There are artists who perceive a rift in the world, a great crack running through the center of everything, and then there are those who can only skim over the surface just like gossamer slips over skin. Louise Bourgeois, who died in 2010, was an artist deeply familiar with the chasm that could rend the world without warning and for any reason, and she drew from a childhood bruised with trauma to create spectacularly twisted and tender works of art that continue to inspire awe and deep analysis. On Wednesday, Hauser & Wirth gallery will kick off its placeless inaugural online exhibition, a necessity due to the coronavirus, with a showcase of Bourgeois’s drawings titled “Louise Bourgeois. Drawings 1947 – 2007.”

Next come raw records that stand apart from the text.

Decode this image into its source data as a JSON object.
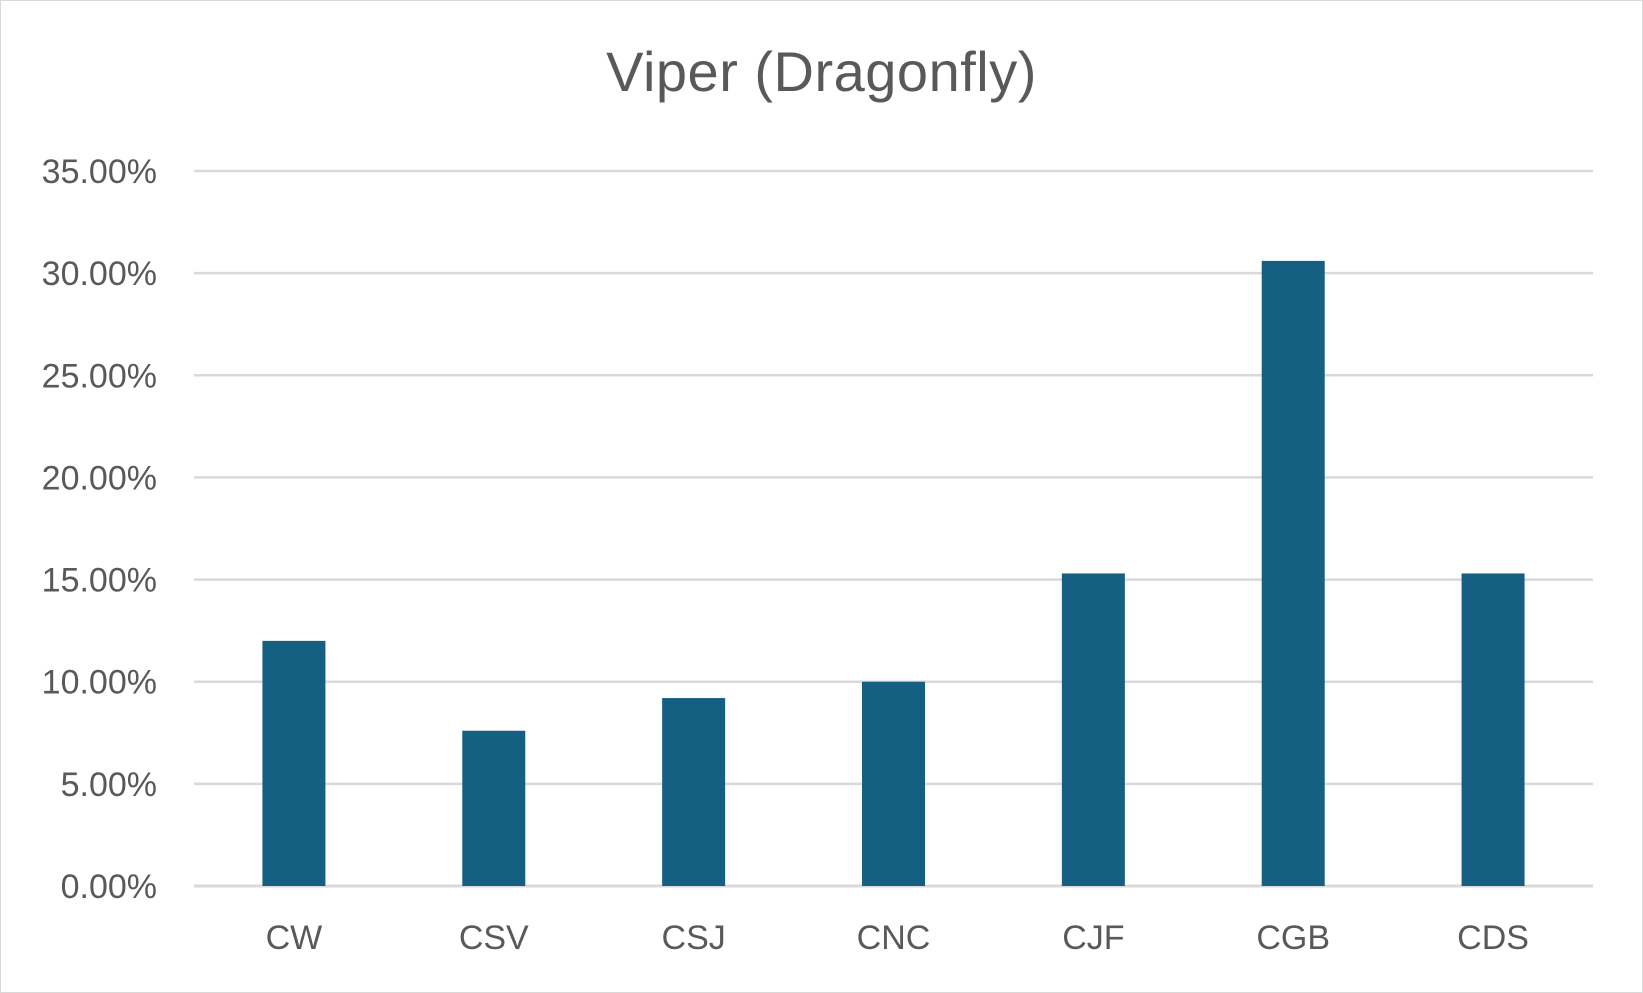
{
  "chart_data": {
    "type": "bar",
    "title": "Viper (Dragonfly)",
    "xlabel": "",
    "ylabel": "",
    "categories": [
      "CW",
      "CSV",
      "CSJ",
      "CNC",
      "CJF",
      "CGB",
      "CDS"
    ],
    "values": [
      0.12,
      0.076,
      0.092,
      0.1,
      0.153,
      0.306,
      0.153
    ],
    "ylim": [
      0,
      0.35
    ],
    "yticks": [
      0,
      0.05,
      0.1,
      0.15,
      0.2,
      0.25,
      0.3,
      0.35
    ],
    "ytick_labels": [
      "0.00%",
      "5.00%",
      "10.00%",
      "15.00%",
      "20.00%",
      "25.00%",
      "30.00%",
      "35.00%"
    ],
    "grid": true,
    "legend": "none",
    "bar_color": "#156082",
    "grid_color": "#d9d9d9",
    "text_color": "#595959"
  }
}
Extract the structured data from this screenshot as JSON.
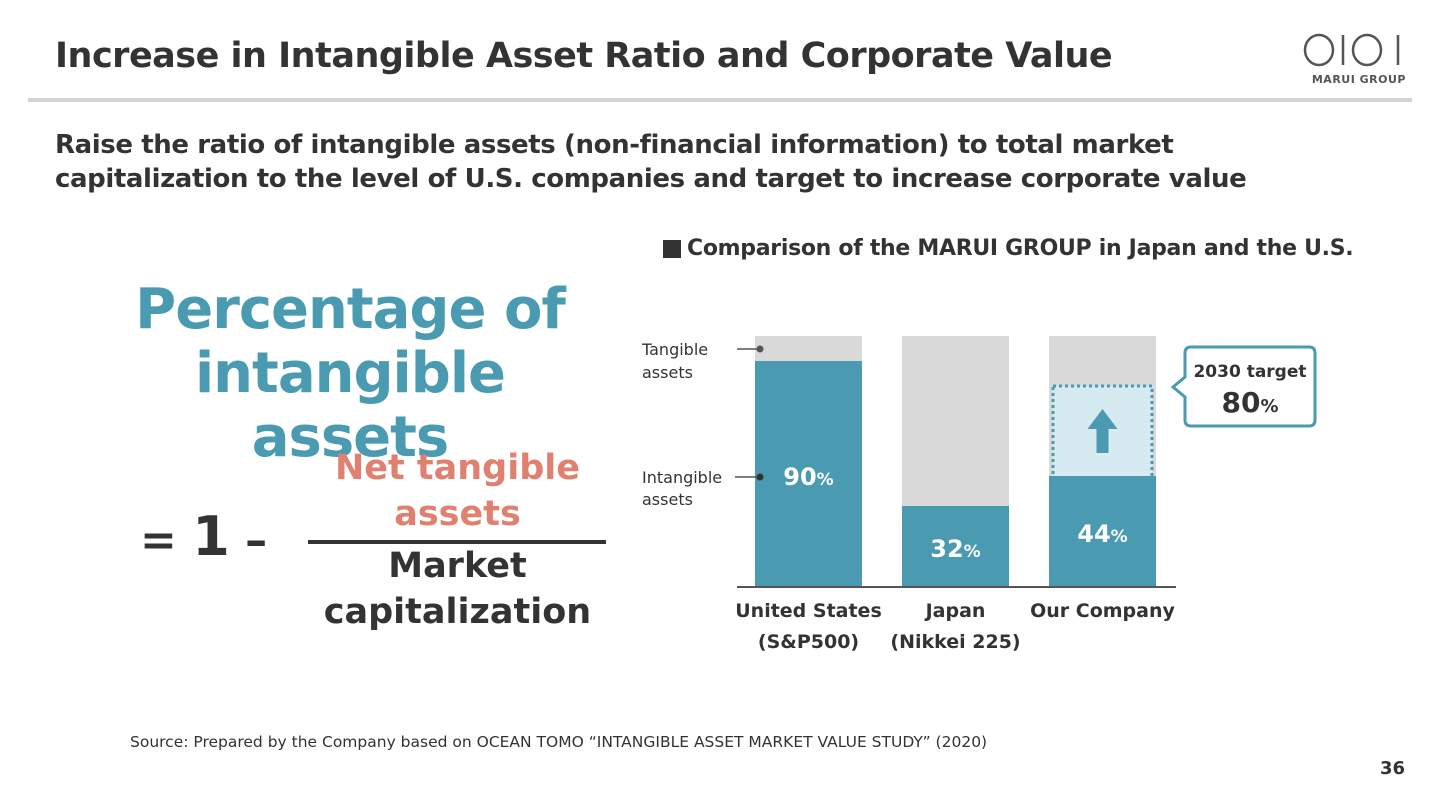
{
  "slide": {
    "title": "Increase in Intangible Asset Ratio and Corporate Value",
    "subtitle": "Raise the ratio of intangible assets (non-financial information) to total market capitalization to the level of U.S. companies and target to increase corporate value",
    "logo_text": "MARUI GROUP",
    "source": "Source: Prepared by the Company based on OCEAN TOMO “INTANGIBLE ASSET MARKET VALUE STUDY” (2020)",
    "page_number": "36"
  },
  "formula": {
    "heading": "Percentage of intangible assets",
    "equals_one": "1",
    "equals_sign": "=",
    "minus": "–",
    "numerator": "Net tangible assets",
    "denominator": "Market capitalization"
  },
  "chart_data": {
    "type": "bar",
    "stacked": true,
    "title": "Comparison of the MARUI GROUP in Japan and the U.S.",
    "categories": [
      "United States\n(S&P500)",
      "Japan\n(Nikkei 225)",
      "Our Company"
    ],
    "series": [
      {
        "name": "Intangible assets",
        "values": [
          90,
          32,
          44
        ],
        "color": "#4a9ab1"
      },
      {
        "name": "Tangible assets",
        "values": [
          10,
          68,
          56
        ],
        "color": "#d9d9d9"
      }
    ],
    "data_labels": [
      "90",
      "32",
      "44"
    ],
    "unit": "%",
    "ylim": [
      0,
      100
    ],
    "legend_labels": [
      "Tangible\nassets",
      "Intangible\nassets"
    ],
    "target": {
      "category": "Our Company",
      "value": 80,
      "label": "2030 target",
      "value_label": "80",
      "unit": "%",
      "fill_color": "#d6eaf1",
      "arrow": "up-arrow-icon"
    },
    "grid": false,
    "colors": {
      "axis": "#555555",
      "label_text": "#333333",
      "value_text": "#ffffff"
    }
  }
}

In addition to decades-worth of the artist’s works, the gallery will also present a series of original interactive experiences, features and videos corresponding to the exhibition so that viewers can find new ways to connect to Bourgeois’s body of work.
Bourgeois is quite well known for her gnarled, mammoth sculptures of spiders, which she said were partially representations of her mother; a protective figure who bore the brunt of her husband’s emotional outbursts. In contrast, the artist’s drawings are perhaps gentler and more abstracted, but they still project a hint of menace that fits well within the foreboding thematics of Bourgeois’s aesthetic as a whole.
“It seems particularly fitting at this moment to present an exhibition of Louise Bourgeois drawings,” Marc Payot, president of Hauser & Wirth, told Observer. “For Louise, the act of drawing was indivisible from living. She drew every single day, not merely as an important part of her artistic practice but as an essential tool for survival, a means to work through–often quickly and nimbly like the spider she so often depicted–her personal traumas, deep psychological conflicts, and dreams. Drawing served as an adaptive tool, and this is very inspiring to us at a moment when we’re all being challenged to adapt to changed realities and to redefine everyday life and our connections to others.”
Through her work, Bourgeois also presents new ways of working through a fear that perhaps cannot be articulated in words; a very necessary artistic contribution in times as uncertain as these. “At Hauser & Wirth, we’re responding to the demands of this difficult time by exploring new tools and using existing ones differently and more creatively,” Payot added. “We hope this exhibition, by being online and available to everyone, everywhere around the world, can be equally inspiring as they adjust to a challenging moment.”
“When I draw it means that something bothers me, but I don’t know what it is,” Bourgeois herself once explained. “So it is the treatment of anxiety.” Hopefully, then, observing these works can be just as healing as creating them.